WHILE businesses in Slovakia are calling on the government to make doing business in Slovakia easier and less bureaucratic, they see the latest planned change as going in the opposite direction. The Justice Ministry has drafted a revision to the Commercial Code, which when made into the law, will oblige founders of limited liability companies to deposit €5,000 with a bank. At present, companies have only to declare that they have deposited this sum.
With this change the Justice Ministry aims to prevent ‘fictitious’ payments of monetary investments when launching limited liability companies, and claims that the revision does not bring any new burden, but only strengthens the existing obligation. The draft revision has undergone interdepartmental review and, if adopted by parliament, should become effective as of October 1.

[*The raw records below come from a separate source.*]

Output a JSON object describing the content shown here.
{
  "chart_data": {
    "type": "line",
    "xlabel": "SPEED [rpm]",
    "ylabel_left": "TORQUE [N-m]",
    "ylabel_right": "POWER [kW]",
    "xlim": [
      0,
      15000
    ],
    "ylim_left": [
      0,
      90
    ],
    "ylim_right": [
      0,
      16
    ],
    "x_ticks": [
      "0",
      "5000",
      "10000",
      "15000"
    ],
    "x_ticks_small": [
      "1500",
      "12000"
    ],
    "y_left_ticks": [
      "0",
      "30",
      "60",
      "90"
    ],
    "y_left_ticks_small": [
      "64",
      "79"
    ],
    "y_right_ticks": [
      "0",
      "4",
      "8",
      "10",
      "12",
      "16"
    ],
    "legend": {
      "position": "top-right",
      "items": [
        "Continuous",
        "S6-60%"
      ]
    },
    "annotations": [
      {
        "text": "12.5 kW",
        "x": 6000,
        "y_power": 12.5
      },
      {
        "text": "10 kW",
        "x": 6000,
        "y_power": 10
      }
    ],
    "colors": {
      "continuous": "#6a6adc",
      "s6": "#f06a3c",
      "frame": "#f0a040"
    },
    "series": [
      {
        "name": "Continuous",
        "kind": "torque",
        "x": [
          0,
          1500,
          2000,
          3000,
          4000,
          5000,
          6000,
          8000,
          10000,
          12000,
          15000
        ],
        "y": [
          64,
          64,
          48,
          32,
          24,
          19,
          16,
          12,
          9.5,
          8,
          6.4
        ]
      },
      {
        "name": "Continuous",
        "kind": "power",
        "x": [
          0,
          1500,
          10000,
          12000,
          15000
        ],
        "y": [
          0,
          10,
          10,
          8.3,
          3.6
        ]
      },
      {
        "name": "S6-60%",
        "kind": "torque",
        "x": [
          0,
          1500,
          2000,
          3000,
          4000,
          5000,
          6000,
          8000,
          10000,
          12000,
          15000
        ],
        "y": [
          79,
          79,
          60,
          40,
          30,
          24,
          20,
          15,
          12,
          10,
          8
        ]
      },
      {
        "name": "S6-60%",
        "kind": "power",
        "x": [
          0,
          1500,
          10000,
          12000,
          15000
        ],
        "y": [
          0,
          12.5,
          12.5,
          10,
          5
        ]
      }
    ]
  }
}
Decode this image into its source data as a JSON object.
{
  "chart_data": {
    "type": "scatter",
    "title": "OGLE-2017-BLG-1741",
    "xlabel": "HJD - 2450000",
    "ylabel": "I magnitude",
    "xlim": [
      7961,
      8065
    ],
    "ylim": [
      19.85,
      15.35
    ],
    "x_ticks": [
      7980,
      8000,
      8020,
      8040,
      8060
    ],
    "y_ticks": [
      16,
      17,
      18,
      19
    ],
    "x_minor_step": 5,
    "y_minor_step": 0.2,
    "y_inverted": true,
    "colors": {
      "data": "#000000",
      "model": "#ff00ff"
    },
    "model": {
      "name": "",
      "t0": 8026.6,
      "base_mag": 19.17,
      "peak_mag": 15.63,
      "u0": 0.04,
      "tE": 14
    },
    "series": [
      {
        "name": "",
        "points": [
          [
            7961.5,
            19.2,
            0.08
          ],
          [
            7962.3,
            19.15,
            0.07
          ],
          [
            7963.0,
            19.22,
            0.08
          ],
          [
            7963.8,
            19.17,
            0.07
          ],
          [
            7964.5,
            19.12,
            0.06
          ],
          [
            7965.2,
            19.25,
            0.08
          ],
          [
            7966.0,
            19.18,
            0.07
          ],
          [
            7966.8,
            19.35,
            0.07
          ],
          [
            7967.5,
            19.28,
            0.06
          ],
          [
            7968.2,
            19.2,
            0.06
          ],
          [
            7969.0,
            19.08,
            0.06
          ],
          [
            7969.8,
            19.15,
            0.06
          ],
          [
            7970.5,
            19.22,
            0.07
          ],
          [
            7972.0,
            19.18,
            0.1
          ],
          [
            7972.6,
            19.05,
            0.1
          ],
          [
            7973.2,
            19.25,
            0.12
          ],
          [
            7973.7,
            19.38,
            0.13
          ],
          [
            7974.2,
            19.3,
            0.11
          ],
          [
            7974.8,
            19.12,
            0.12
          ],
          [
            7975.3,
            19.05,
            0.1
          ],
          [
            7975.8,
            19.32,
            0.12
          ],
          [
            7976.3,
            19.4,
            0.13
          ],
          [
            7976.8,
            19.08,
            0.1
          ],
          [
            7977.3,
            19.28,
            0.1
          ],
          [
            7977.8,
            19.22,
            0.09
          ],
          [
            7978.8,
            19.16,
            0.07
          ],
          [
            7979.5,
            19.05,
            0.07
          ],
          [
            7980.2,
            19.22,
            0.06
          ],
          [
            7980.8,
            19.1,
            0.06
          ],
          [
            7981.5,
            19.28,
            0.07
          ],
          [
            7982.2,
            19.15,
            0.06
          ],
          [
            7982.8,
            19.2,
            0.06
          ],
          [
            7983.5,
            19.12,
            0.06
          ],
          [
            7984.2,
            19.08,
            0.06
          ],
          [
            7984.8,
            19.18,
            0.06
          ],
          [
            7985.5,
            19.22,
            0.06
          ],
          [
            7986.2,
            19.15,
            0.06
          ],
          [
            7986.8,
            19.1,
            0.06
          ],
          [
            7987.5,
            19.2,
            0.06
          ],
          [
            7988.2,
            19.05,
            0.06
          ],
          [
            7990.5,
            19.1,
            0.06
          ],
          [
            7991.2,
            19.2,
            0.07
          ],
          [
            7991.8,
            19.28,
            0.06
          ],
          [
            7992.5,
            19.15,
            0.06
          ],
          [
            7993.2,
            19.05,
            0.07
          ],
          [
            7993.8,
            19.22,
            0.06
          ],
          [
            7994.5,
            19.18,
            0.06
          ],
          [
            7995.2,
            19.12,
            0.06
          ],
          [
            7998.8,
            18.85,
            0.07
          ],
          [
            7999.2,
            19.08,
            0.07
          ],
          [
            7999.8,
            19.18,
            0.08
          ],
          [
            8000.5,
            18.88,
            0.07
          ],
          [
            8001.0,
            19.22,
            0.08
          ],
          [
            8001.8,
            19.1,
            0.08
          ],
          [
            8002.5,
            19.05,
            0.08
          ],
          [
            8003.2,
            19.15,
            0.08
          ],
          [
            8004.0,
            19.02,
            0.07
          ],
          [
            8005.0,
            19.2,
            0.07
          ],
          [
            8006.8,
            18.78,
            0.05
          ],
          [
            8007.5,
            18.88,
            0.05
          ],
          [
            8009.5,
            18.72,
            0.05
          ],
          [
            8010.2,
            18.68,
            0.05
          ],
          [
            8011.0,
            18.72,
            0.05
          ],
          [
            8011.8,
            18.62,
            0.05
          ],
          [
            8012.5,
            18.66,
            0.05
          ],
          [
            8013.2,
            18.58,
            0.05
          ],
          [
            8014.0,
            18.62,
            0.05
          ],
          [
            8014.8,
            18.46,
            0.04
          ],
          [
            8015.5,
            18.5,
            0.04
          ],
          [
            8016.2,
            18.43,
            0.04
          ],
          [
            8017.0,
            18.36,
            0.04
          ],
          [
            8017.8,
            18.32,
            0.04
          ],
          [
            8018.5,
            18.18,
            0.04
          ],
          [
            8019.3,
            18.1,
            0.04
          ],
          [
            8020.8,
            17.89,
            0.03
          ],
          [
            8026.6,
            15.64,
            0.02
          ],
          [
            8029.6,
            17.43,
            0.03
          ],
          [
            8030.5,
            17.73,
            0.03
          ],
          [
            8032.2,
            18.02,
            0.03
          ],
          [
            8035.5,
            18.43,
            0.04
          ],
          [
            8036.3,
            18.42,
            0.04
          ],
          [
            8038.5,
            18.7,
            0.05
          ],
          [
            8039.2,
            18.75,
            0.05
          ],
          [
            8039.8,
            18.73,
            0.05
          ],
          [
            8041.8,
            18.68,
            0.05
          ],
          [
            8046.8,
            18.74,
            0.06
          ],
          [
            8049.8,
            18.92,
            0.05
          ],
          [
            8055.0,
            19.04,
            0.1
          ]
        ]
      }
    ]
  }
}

“The essence of the change is that it would be necessary to deposit a monetary investment into capital stock when launching a limited liability company at a special account in a bank,” Justice Ministry spokesperson Jana Zlatohlávková told The Slovak Spectator. “The aim of the change to the law is to prevent ‘fictitious’ payment of monetary investment by company members.”

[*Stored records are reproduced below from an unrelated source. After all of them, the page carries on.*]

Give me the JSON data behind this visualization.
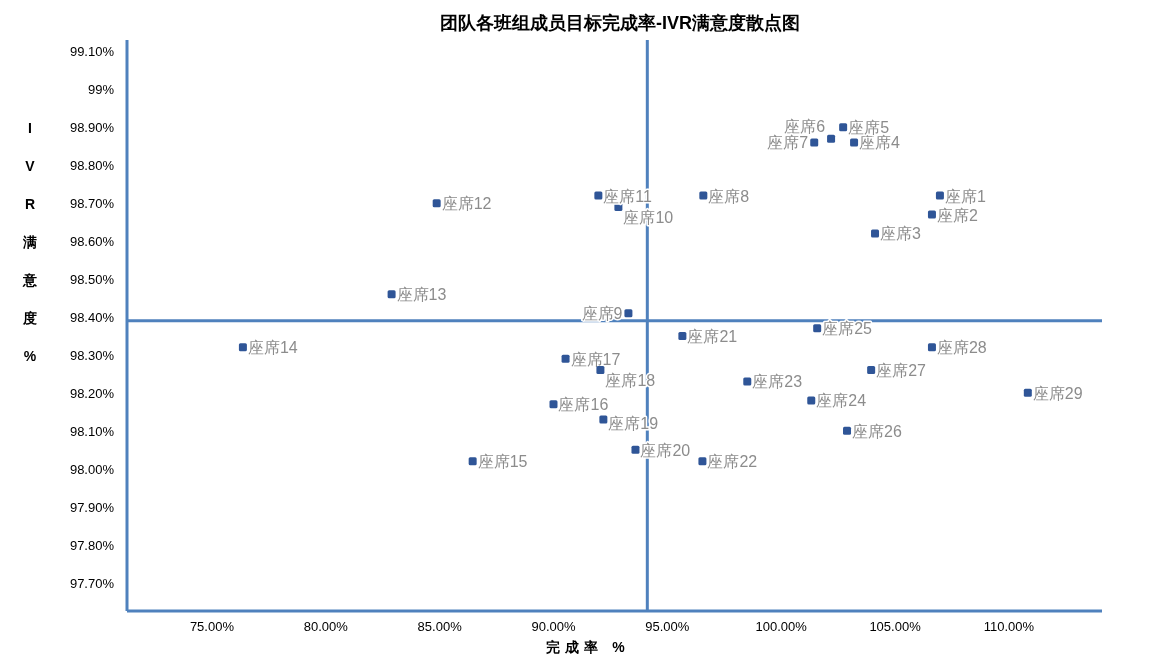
{
  "chart_data": {
    "type": "scatter",
    "title": "团队各班组成员目标完成率-IVR满意度散点图",
    "xlabel": "完成率 %",
    "ylabel": "IVR满意度%",
    "xlim": [
      71.27,
      114.0
    ],
    "ylim": [
      97.625,
      99.13
    ],
    "xticks": [
      {
        "value": 75,
        "label": "75.00%"
      },
      {
        "value": 80,
        "label": "80.00%"
      },
      {
        "value": 85,
        "label": "85.00%"
      },
      {
        "value": 90,
        "label": "90.00%"
      },
      {
        "value": 95,
        "label": "95.00%"
      },
      {
        "value": 100,
        "label": "100.00%"
      },
      {
        "value": 105,
        "label": "105.00%"
      },
      {
        "value": 110,
        "label": "110.00%"
      }
    ],
    "yticks": [
      {
        "value": 97.7,
        "label": "97.70%"
      },
      {
        "value": 97.8,
        "label": "97.80%"
      },
      {
        "value": 97.9,
        "label": "97.90%"
      },
      {
        "value": 98.0,
        "label": "98.00%"
      },
      {
        "value": 98.1,
        "label": "98.10%"
      },
      {
        "value": 98.2,
        "label": "98.20%"
      },
      {
        "value": 98.3,
        "label": "98.30%"
      },
      {
        "value": 98.4,
        "label": "98.40%"
      },
      {
        "value": 98.5,
        "label": "98.50%"
      },
      {
        "value": 98.6,
        "label": "98.60%"
      },
      {
        "value": 98.7,
        "label": "98.70%"
      },
      {
        "value": 98.8,
        "label": "98.80%"
      },
      {
        "value": 98.9,
        "label": "98.90%"
      },
      {
        "value": 99.0,
        "label": "99%"
      },
      {
        "value": 99.1,
        "label": "99.10%"
      }
    ],
    "grid": false,
    "marker": "square",
    "ref_lines": [
      {
        "axis": "x",
        "value": 94.12,
        "color": "#4f81bd"
      },
      {
        "axis": "y",
        "value": 98.39,
        "color": "#4f81bd"
      }
    ],
    "series": [
      {
        "color": "#2f5597",
        "x": [
          106.97,
          106.62,
          104.12,
          103.2,
          102.72,
          102.19,
          101.45,
          96.58,
          93.29,
          92.85,
          91.97,
          84.87,
          82.89,
          76.36,
          86.45,
          90.0,
          90.53,
          92.06,
          92.19,
          93.6,
          95.66,
          96.54,
          98.51,
          101.32,
          101.58,
          102.89,
          103.95,
          106.62,
          110.83
        ],
        "values": [
          98.72,
          98.67,
          98.62,
          98.86,
          98.9,
          98.87,
          98.86,
          98.72,
          98.41,
          98.69,
          98.72,
          98.7,
          98.46,
          98.32,
          98.02,
          98.17,
          98.29,
          98.26,
          98.13,
          98.05,
          98.35,
          98.02,
          98.23,
          98.18,
          98.37,
          98.1,
          98.26,
          98.32,
          98.2
        ],
        "value_labels": [
          "座席1",
          "座席2",
          "座席3",
          "座席4",
          "座席5",
          "座席6",
          "座席7",
          "座席8",
          "座席9",
          "座席10",
          "座席11",
          "座席12",
          "座席13",
          "座席14",
          "座席15",
          "座席16",
          "座席17",
          "座席18",
          "座席19",
          "座席20",
          "座席21",
          "座席22",
          "座席23",
          "座席24",
          "座席25",
          "座席26",
          "座席27",
          "座席28",
          "座席29"
        ]
      }
    ]
  }
}
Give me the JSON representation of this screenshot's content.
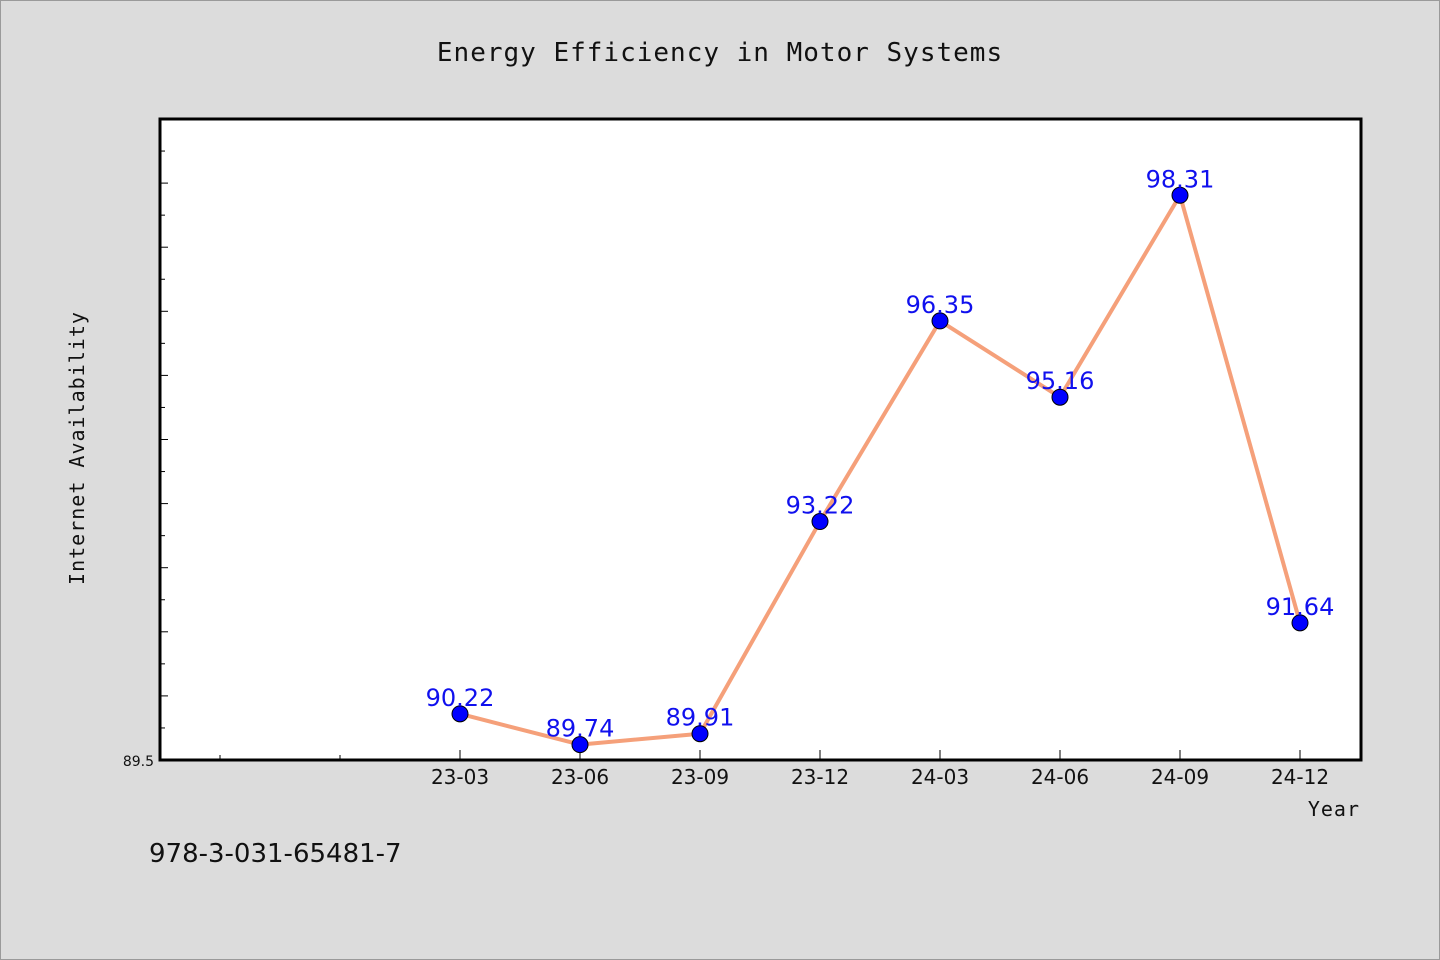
{
  "colors": {
    "background": "#dcdcdc",
    "plot_background": "#ffffff",
    "line": "#f5a07a",
    "marker": "#0000ff",
    "data_label": "#1010ee"
  },
  "footnote": "978-3-031-65481-7",
  "chart_data": {
    "type": "line",
    "title": "Energy Efficiency in Motor Systems",
    "xlabel": "Year",
    "ylabel": "Internet Availability",
    "categories": [
      "23-03",
      "23-06",
      "23-09",
      "23-12",
      "24-03",
      "24-06",
      "24-09",
      "24-12"
    ],
    "series": [
      {
        "values": [
          90.22,
          89.74,
          89.91,
          93.22,
          96.35,
          95.16,
          98.31,
          91.64
        ]
      }
    ],
    "data_labels": [
      "90.22",
      "89.74",
      "89.91",
      "93.22",
      "96.35",
      "95.16",
      "98.31",
      "91.64"
    ],
    "y_tick_label": "89.5",
    "ylim": [
      89.5,
      99.5
    ],
    "grid": false,
    "legend": "none"
  }
}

Based on the current legislation the founder of a limited liability company, in Slovak spoločnosť s ručením obmedzeným (s.r.o.), must only declare that he or she has settled the monetary investment, with the minimal sum being set at €5,000. After the adoption of the Justice Ministry’s revision, limited liability company owners will have to submit a document from a bank or an account statement showing that the money was deposited. The money in the account will remain frozen until the company is registered. Afterwards access to the money will be restored for possible spending.
Zlatohlávková added that the revision does not change the base sum of the capital stock, i.e. €5,000, adding that the revision does not bring any new burden, but only strengthens the existing law.
“Such a measure will make speculative launching of companies more difficult,” said Zlatohlávková. The ministry believes that the change will help to ensure that limited liability companies will settle their debts to the state or suppliers. “For those businessmen who want to launch a truly functioning company and properly pay compulsory monetary investments to capital stocks, [this amendment] does not change anything.”
The business community opposes the planned change. Róbert Kičina, executive director of the Business Alliance of Slovakia (PAS), told The Slovak Spectator that the change will increase transaction costs when launching a limited liability company.
“The impact of the measure on the fight against fraud will be, alas, very small since it will be relatively easy to avoid this measure,” Kičina told The Slovak Spectator. “The solution is rather to tighten sanctions against company executives who violate the law.”
Kičina does not believe that this revision will meet its goal of compelling limited liability companies to pay off their debts. According to him, entrepreneurs may use the deposited money for purchasing assets and, thus, the capital stock would not remain in the company in the form of money. A better solution would be for the company executive to guarantee the company’s obligation with his or her personal assets.
Kičina told the TA3 news channel that the trend should be rather the opposite, i.e. to facilitate entry into doing business. He added for the Sme daily that the government should focus on those who commit fraud and not introduce measures that will hit everybody including decent entrepreneurs. Viola Kromerová, general secretary of Slovenský Živnostenský Zväz (SŽZ), agreed, adding for the Plus Jeden Deň daily that while on one hand the state wants people to be employed, on the other hand it puts a knife to their necks.
Lucia Žitňanská, former justice minister, does not believe that the change will increase the chance of creditors getting their money, arguing that the fact that somebody had €5,000 in the account at the moment when the company was registered does not mean that he or she will have it the following day or month, Sme wrote.
Juraj Karpiš, an analyst with the INESS economic think tank, told the Topky.sk news website that he considers the change to be another useless burden on doing business and launching companies in Slovakia. Ivan Štefanec, an MP for the opposition Slovak Democratic and Christian Union (SDKÚ), shares this opinion, adding that in more developed countries companies are being launched electronically and without any personal contact.
Experts expect that those planning to launch a limited liability company but who lack €5,000 will borrow the necessary money for one or two weeks until the company is registered. They also forecast a wave of launches of so-called ‘ready-made’ companies, i.e. companies launched under the current scheme and to be offered for sale after the new legislation becomes valid, Sme wrote.
According to Zlatohlávková, it is necessary to view the draft revision in the context of other measures planned within the action plan of the fight against tax fraud. Next year there is a plan to submit a change which will create a precondition for two kinds of limited liability companies - with the compulsory stock capital exceeding a certain sum, for example €25,000, and with the stock capital of one euro, but stricter conditions for creating and keeping the stock capital.
“The need of a reform of the institute of the minimal stock capital of a limited liability company should be perceived especially as an element to support small and medium-sized businesses and facilitate the start of doing business,” said Zlatohlávková. “The importance of the reform will rest in reduction of the launching deposits of partners, while greater attention should be paid to stricter and more in-depth definition and application of the obligation of statutory bodies.”